Kasaragod: The state government should provide compensation of at least Rs 5 lakh to the family of persons who die of snake bite, said the Kerala State Human Rights Commission (KSHRC).
Chief secretary V P Joy should study the matter and initiate steps to out a government order to that effect, said the commission's judicial member K Byjunath in his order.
He also directed the chief secretary to inform the commission of the action taken in three months.
The KSHRC direction comes on a petition by Muhammed Ashraf A S of Adoor in Kasaragod seeking adequate compensation for families of snake bite victims.
In his reply to the KSHRC, the Chief Conservator of Forest said the 1980's Kerala Rules govern the payment of compensation to victims of attack by wild animals.
As per the compensation rate revised in May 2018, the Department of Forest gives Rs 10 lakh to families of persons killed by wild animals. In the case of snake bite deaths outside the forest, the department gives only Rs 2 lakh as compensation.
In the case of permanent disabilities from wild animal attacks, the government gives Rs 2 lakh as compensation.
An injured person is eligible for Rs 1 lakh. If a member from the Scheduled Tribe community is injured, he is eligible for the entire cost of treatment or Rs 1 lakh, whichever is higher.

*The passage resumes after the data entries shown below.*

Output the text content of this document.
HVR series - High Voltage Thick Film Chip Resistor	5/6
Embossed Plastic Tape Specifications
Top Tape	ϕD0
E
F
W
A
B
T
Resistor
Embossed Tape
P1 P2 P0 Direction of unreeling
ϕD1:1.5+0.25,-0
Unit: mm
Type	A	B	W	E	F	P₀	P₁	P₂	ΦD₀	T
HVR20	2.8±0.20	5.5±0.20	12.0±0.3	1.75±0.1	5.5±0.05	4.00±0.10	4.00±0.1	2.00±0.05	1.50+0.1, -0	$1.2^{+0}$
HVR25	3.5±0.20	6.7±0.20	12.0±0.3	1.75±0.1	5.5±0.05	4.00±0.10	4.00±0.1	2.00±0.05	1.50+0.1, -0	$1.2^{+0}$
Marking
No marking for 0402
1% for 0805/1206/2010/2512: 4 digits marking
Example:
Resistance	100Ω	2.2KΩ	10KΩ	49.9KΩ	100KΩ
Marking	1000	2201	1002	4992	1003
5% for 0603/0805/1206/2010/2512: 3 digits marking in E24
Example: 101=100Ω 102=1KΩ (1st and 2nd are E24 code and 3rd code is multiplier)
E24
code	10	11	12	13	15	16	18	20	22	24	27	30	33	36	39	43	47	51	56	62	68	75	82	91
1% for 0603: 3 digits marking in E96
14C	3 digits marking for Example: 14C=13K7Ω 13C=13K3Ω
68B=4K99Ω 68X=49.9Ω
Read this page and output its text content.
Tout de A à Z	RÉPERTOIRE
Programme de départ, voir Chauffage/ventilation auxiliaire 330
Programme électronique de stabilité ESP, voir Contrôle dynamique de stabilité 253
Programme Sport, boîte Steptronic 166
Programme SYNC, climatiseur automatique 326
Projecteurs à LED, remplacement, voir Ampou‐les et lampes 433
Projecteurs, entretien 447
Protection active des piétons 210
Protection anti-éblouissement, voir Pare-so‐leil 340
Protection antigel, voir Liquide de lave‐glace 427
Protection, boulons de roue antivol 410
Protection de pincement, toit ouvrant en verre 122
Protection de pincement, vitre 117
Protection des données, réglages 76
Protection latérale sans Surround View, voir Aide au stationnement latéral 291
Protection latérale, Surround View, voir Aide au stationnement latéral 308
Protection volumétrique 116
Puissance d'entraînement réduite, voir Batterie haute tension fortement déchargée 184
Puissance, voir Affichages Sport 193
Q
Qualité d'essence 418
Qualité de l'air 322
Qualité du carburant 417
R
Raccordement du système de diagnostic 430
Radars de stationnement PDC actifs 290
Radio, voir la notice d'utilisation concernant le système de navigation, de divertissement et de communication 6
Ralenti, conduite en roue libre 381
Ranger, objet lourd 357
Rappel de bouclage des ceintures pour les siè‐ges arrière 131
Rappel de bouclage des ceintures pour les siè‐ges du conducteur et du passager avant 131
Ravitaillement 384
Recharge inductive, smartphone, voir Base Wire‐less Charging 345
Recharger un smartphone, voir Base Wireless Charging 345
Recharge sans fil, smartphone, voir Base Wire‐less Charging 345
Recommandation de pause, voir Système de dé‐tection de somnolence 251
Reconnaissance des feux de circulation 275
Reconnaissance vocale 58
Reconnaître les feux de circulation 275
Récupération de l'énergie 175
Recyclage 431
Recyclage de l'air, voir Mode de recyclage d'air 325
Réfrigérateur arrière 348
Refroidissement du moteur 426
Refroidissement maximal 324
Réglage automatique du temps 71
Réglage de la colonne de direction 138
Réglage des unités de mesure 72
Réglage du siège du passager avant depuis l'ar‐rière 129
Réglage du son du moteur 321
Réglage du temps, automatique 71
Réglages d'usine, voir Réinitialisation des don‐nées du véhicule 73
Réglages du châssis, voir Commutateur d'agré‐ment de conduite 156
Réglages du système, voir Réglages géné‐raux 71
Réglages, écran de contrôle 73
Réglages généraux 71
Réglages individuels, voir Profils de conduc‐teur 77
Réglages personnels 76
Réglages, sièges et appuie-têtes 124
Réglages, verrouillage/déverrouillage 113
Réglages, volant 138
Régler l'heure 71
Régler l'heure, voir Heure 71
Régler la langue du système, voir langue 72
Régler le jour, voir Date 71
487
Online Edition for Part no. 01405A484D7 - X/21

The government gives Rs 1 lakh for damages to property, crops, or lifting domestic animals.
Ashraf argued that dependents of snakebite victims should get at least Rs 5 lakh as compensation.
According to the latest available annual forest statistics (2020-2021), 88 persons were killed by wild animals. Of them, 52 or 60% died of snakebites.
In 2019-2020, 71 of the 92 victims of wild animals died of snakebites.
In 2020-2021, 988 persons were injured in wild animal attacks. Of them, 767 persons were bitten by snakes.
In 2019-2020, 548 of the 699 injured persons were bitten by snakes.
The petitioner Muhammed Ashraf said that even states such as Uttar Pradesh, Bihar, and Odisha were giving out a higher compensation to snakebite victims than Kerala.
If the Forest Department did not have enough funds to compensate victims, he suggested that snakebite deaths should be notified as a disaster and compensation should be given from the Chief Minister's Disaster Relief Fund.
Commission member Byjunath said in his order that the commission examined the petition and found it rational and deserved to be favourably considered.